This Python script converts the content of the Glottolog GitHub repository, source of the Glottolog website into RDF. It converts parts of the languoid data, and also some metadata about bibliographic references.
This allows to manipulate the data from Glottolog prior to one of its official release. Note that Glottolog offers official RDF releases from its download page.
This script does not generate an official Glottolog RDF release. The structure of the output graph differs from the official Glottolog RDF data.
The script generates an output Turtle file.
To run this, you need :
- Python 3 (this has been tested with Python 3.5)
- Git (to clone Glottolog repository - see below)

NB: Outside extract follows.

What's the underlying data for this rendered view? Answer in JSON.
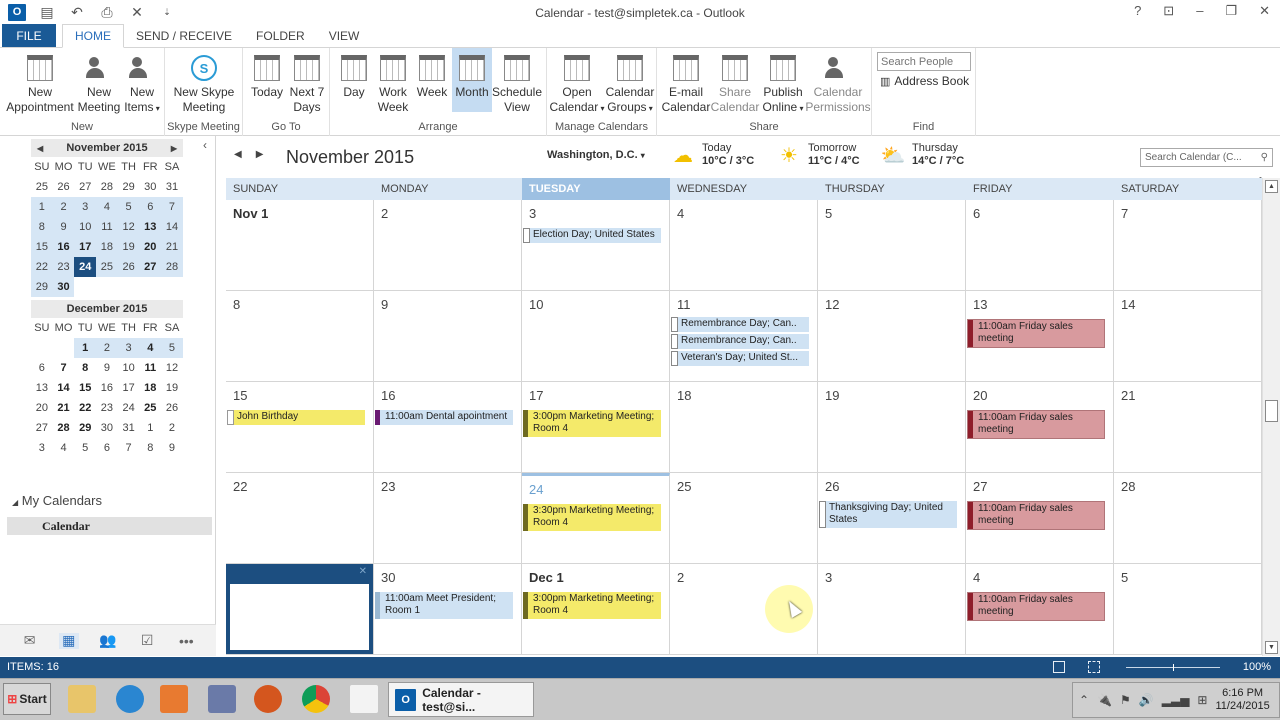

On Ubuntu, install python-pkd-resources
sudo apt install python-pkg-resources
- Get a copy of this script, and
cd
into it :
git clone https://github.com/sparna-git/glottolog2rdf.git
cd glottolog2rdf
- Open a new virtual environment and activate it
python3.5 -m venv glottolog2rdf-venv
source glottolog2rdf-venv/bin/activate
- Install the dependencies in the virtual environment :
pip install -r requirements.txt
git clone https://github.com/glottolog/glottolog.git
The Glottolog repository is ~600Mb.
The script takes 2 parameters :
- Path to source Glottolog repository
- Path to output Turtle file
To run it, make sure you are in the virtual environment, and run main.py
with the 2 arguments :
python3.5 main.py '/path/to/glottolog' output-full-glottolog.ttl
The process takes about 90 minutes to complete, depending on your hardware.
The conversion generates ~ 2.2 million triples.
Usage : python -m pytest